Sometimes a great few months leads to a moment of weakness…I understand, I have been there too. I remembered when I was doing so well with everything in my life and then suddenly, a single moment of weakness hits me and I am back down and dirtied with my own tears of pain. I tell myself that I’m going to be ok, that I will survive, that I will make it out of it without scratches. But I still bleed and bruise to the point where nothing makes sense and I make my husband pay for it by giving him the silent treatment. And because he loves me, he just endures without saying anything. The guilt of what I do comes back to bite me a few days later.
Sound familiar? I can see you nodding your head. It’s normal to have a bad day or even a day of weakness. It’s human to feel that way. There’s nothing wrong with you. You are not a terrible person. Sometimes things trigger us and before we can control it, the witch from the east comes out. Just make sure you own up to your actions and apologize for your behavior if you hurt others. Saying I was sorry for the way I behaved to my husband was hard in the earlier years but I’ve gotten better at it now. When I find myself falling into that loophole, I ask myself, “What am I getting out of this?” And if the answer is “Nothing,” then I need to stop and fix me while not making him pay for something he didn’t do.

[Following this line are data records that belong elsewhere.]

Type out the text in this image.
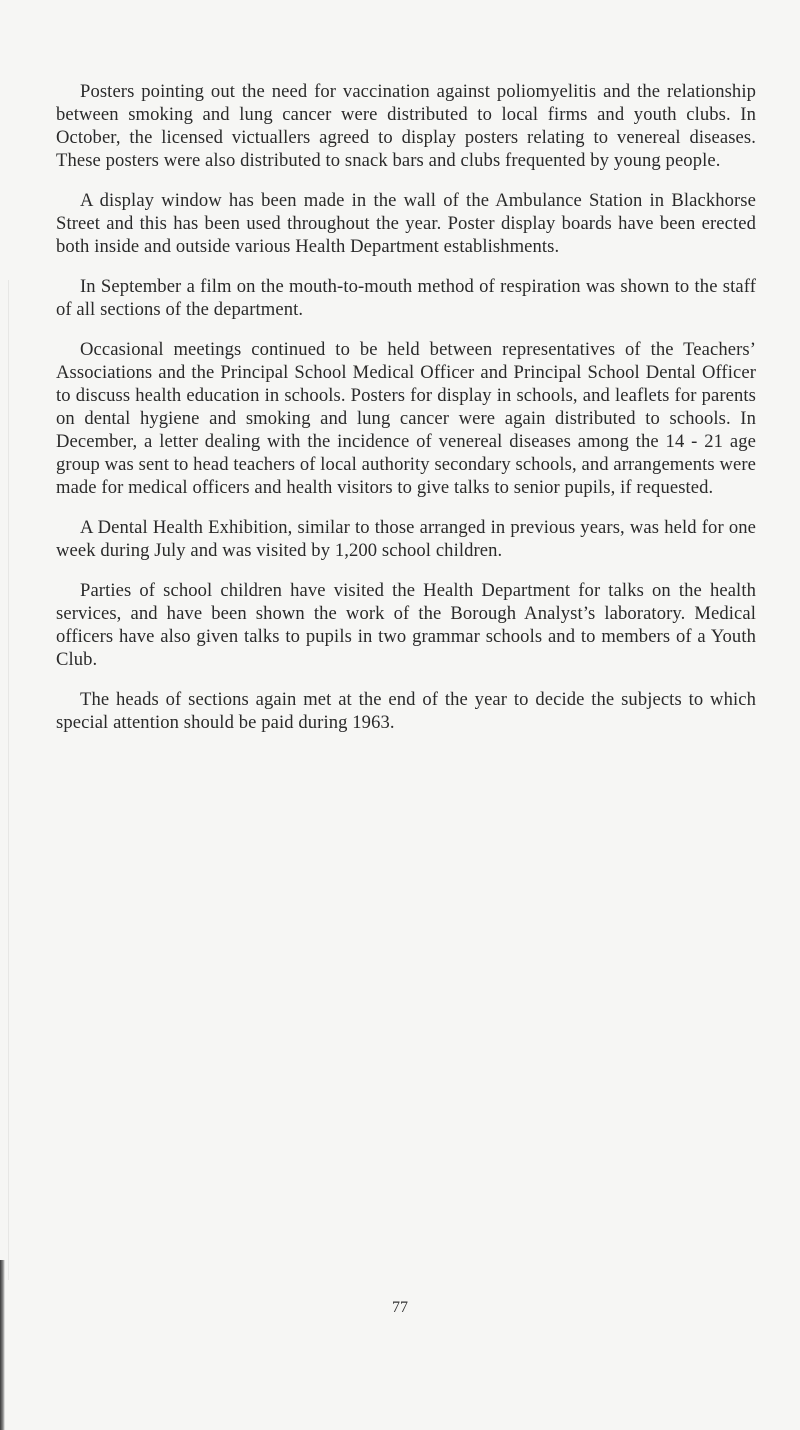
Posters pointing out the need for vaccination against poliomyelitis and the relationship between smoking and lung cancer were distributed to local firms and youth clubs. In October, the licensed victuallers agreed to display posters relating to venereal diseases. These posters were also distributed to snack bars and clubs frequented by young people.

A display window has been made in the wall of the Ambulance Station in Blackhorse Street and this has been used throughout the year. Poster display boards have been erected both inside and outside various Health Department establishments.

In September a film on the mouth-to-mouth method of respiration was shown to the staff of all sections of the department.

Occasional meetings continued to be held between representatives of the Teachers’ Associations and the Principal School Medical Officer and Principal School Dental Officer to discuss health education in schools. Posters for display in schools, and leaflets for parents on dental hygiene and smoking and lung cancer were again distributed to schools. In December, a letter dealing with the incidence of venereal diseases among the 14 - 21 age group was sent to head teachers of local authority secondary schools, and arrangements were made for medical officers and health visitors to give talks to senior pupils, if requested.

A Dental Health Exhibition, similar to those arranged in previous years, was held for one week during July and was visited by 1,200 school children.

Parties of school children have visited the Health Department for talks on the health services, and have been shown the work of the Borough Analyst’s laboratory. Medical officers have also given talks to pupils in two grammar schools and to members of a Youth Club.

The heads of sections again met at the end of the year to decide the subjects to which special attention should be paid during 1963.

77
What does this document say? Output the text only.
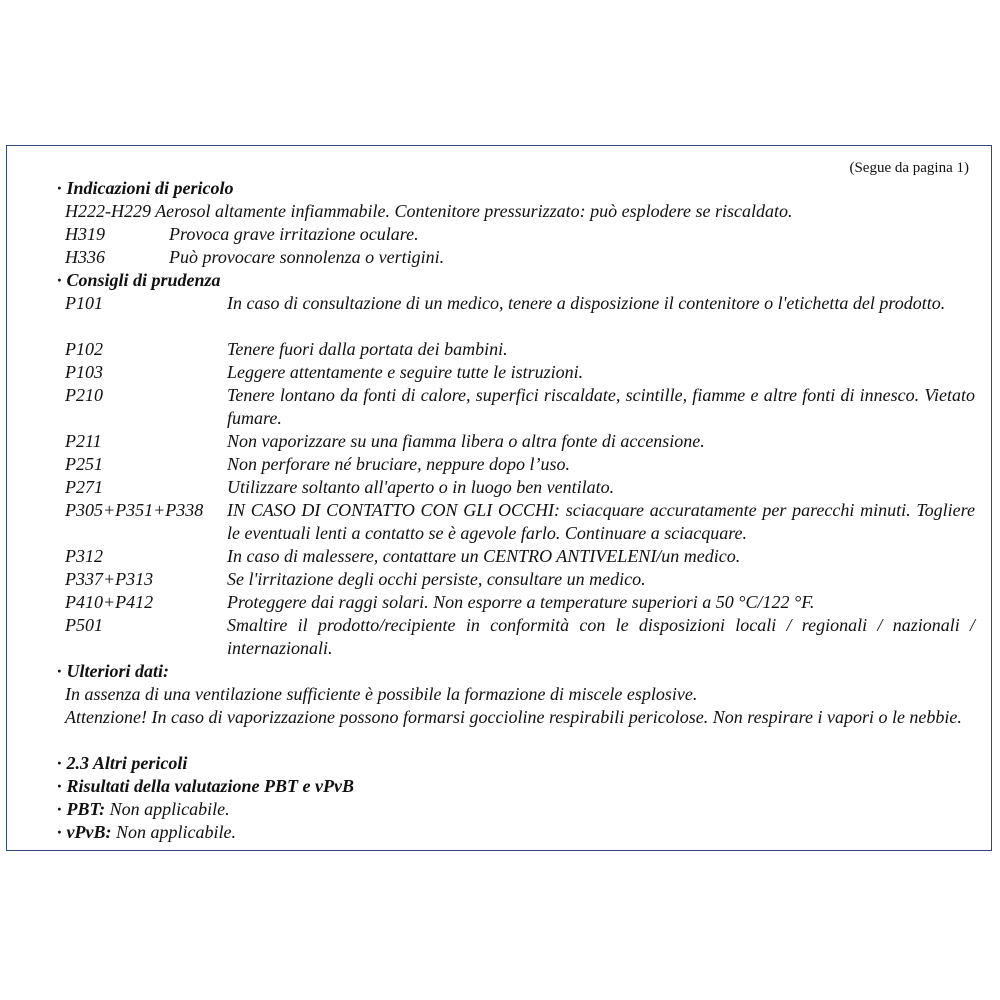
(Segue da pagina 1)
· Indicazioni di pericolo
H222-H229 Aerosol altamente infiammabile. Contenitore pressurizzato: può esplodere se riscaldato.
H319	Provoca grave irritazione oculare.
H336	Può provocare sonnolenza o vertigini.
· Consigli di prudenza
P101	In caso di consultazione di un medico, tenere a disposizione il contenitore o l'etichetta del prodotto.
P102	Tenere fuori dalla portata dei bambini.
P103	Leggere attentamente e seguire tutte le istruzioni.
P210	Tenere lontano da fonti di calore, superfici riscaldate, scintille, fiamme e altre fonti di innesco. Vietato fumare.
P211	Non vaporizzare su una fiamma libera o altra fonte di accensione.
P251	Non perforare né bruciare, neppure dopo l’uso.
P271	Utilizzare soltanto all'aperto o in luogo ben ventilato.
P305+P351+P338 IN CASO DI CONTATTO CON GLI OCCHI: sciacquare accuratamente per parecchi minuti. Togliere le eventuali lenti a contatto se è agevole farlo. Continuare a sciacquare.
P312	In caso di malessere, contattare un CENTRO ANTIVELENI/un medico.
P337+P313	Se l'irritazione degli occhi persiste, consultare un medico.
P410+P412	Proteggere dai raggi solari. Non esporre a temperature superiori a 50 °C/122 °F.
P501	Smaltire il prodotto/recipiente in conformità con le disposizioni locali / regionali / nazionali / internazionali.
· Ulteriori dati:
In assenza di una ventilazione sufficiente è possibile la formazione di miscele esplosive.
Attenzione! In caso di vaporizzazione possono formarsi goccioline respirabili pericolose. Non respirare i vapori o le nebbie.
· 2.3 Altri pericoli
· Risultati della valutazione PBT e vPvB
· PBT: Non applicabile.
· vPvB: Non applicabile.
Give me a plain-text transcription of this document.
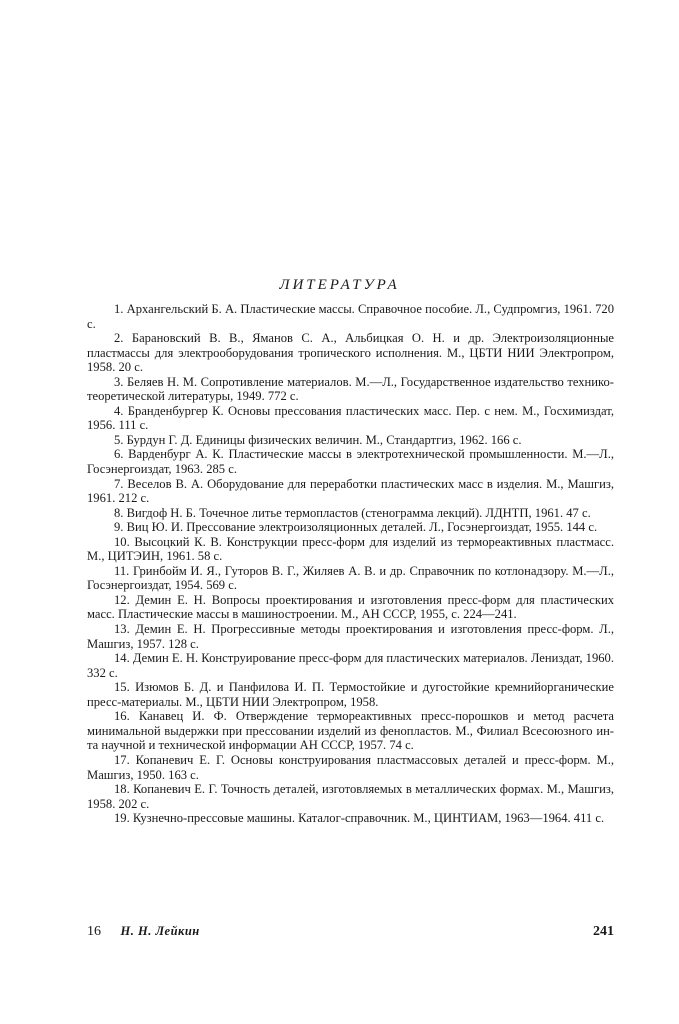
ЛИТЕРАТУРА

1. Архангельский Б. А. Пластические массы. Справочное пособие. Л., Судпромгиз, 1961. 720 с.

2. Барановский В. В., Яманов С. А., Альбицкая О. Н. и др. Электроизоляционные пластмассы для электрооборудования тропического исполнения. М., ЦБТИ НИИ Электропром, 1958. 20 с.

3. Беляев Н. М. Сопротивление материалов. М.—Л., Государственное издательство технико-теоретической литературы, 1949. 772 с.

4. Бранденбургер К. Основы прессования пластических масс. Пер. с нем. М., Госхимиздат, 1956. 111 с.

5. Бурдун Г. Д. Единицы физических величин. М., Стандартгиз, 1962. 166 с.

6. Варденбург А. К. Пластические массы в электротехнической промышленности. М.—Л., Госэнергоиздат, 1963. 285 с.

7. Веселов В. А. Оборудование для переработки пластических масс в изделия. М., Машгиз, 1961. 212 с.

8. Вигдоф Н. Б. Точечное литье термопластов (стенограмма лекций). ЛДНТП, 1961. 47 с.

9. Виц Ю. И. Прессование электроизоляционных деталей. Л., Госэнергоиздат, 1955. 144 с.

10. Высоцкий К. В. Конструкции пресс-форм для изделий из термореактивных пластмасс. М., ЦИТЭИН, 1961. 58 с.

11. Гринбойм И. Я., Гуторов В. Г., Жиляев А. В. и др. Справочник по котлонадзору. М.—Л., Госэнергоиздат, 1954. 569 с.

12. Демин Е. Н. Вопросы проектирования и изготовления пресс-форм для пластических масс. Пластические массы в машиностроении. М., АН СССР, 1955, с. 224—241.

13. Демин Е. Н. Прогрессивные методы проектирования и изготовления пресс-форм. Л., Машгиз, 1957. 128 с.

14. Демин Е. Н. Конструирование пресс-форм для пластических материалов. Лениздат, 1960. 332 с.

15. Изюмов Б. Д. и Панфилова И. П. Термостойкие и дугостойкие кремнийорганические пресс-материалы. М., ЦБТИ НИИ Электропром, 1958.

16. Канавец И. Ф. Отверждение термореактивных пресс-порошков и метод расчета минимальной выдержки при прессовании изделий из фенопластов. М., Филиал Всесоюзного ин-та научной и технической информации АН СССР, 1957. 74 с.

17. Копаневич Е. Г. Основы конструирования пластмассовых деталей и пресс-форм. М., Машгиз, 1950. 163 с.

18. Копаневич Е. Г. Точность деталей, изготовляемых в металлических формах. М., Машгиз, 1958. 202 с.

19. Кузнечно-прессовые машины. Каталог-справочник. М., ЦИНТИАМ, 1963—1964. 411 с.

16 Н. Н. Лейкин	241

It's easier to use our emotions against those who love us because we trust that they will be ok with it because they love us. Everyone has a limit though and don’t push it. Through the years, I’ve learned that my silent treatment gets nothing done and I wind up hurting my husband badly. The guilt in me doesn’t die down after a few days, in fact, it lingers on and it makes me feel even worse. To keep it from happening is to simply ask myself, “Why am I upset? Who hurt me? What can I do to solve it? And if I can’t, how do I suppress it so I don’t make others pay for it?” These are the questions I’ve had to ask myself and sometimes the answer may be harder to hear and accept than needed. Sometimes the answer is, “It’s you, Houa. It’s all you.” This was a very hard lesson for me to adapt and apply to my life. It was all me who did the pain and hurt to myself and through it all, I made my husband endure it with me. But he saw it without me saying a single word and helped me to forgive myself.
Be gentle with yourself as you work through healing. Turn to those who love you to share and ask them to applaud you for your wins. Celebrate your every milestone with the person who sees you at your lowest and still loves you without holding back.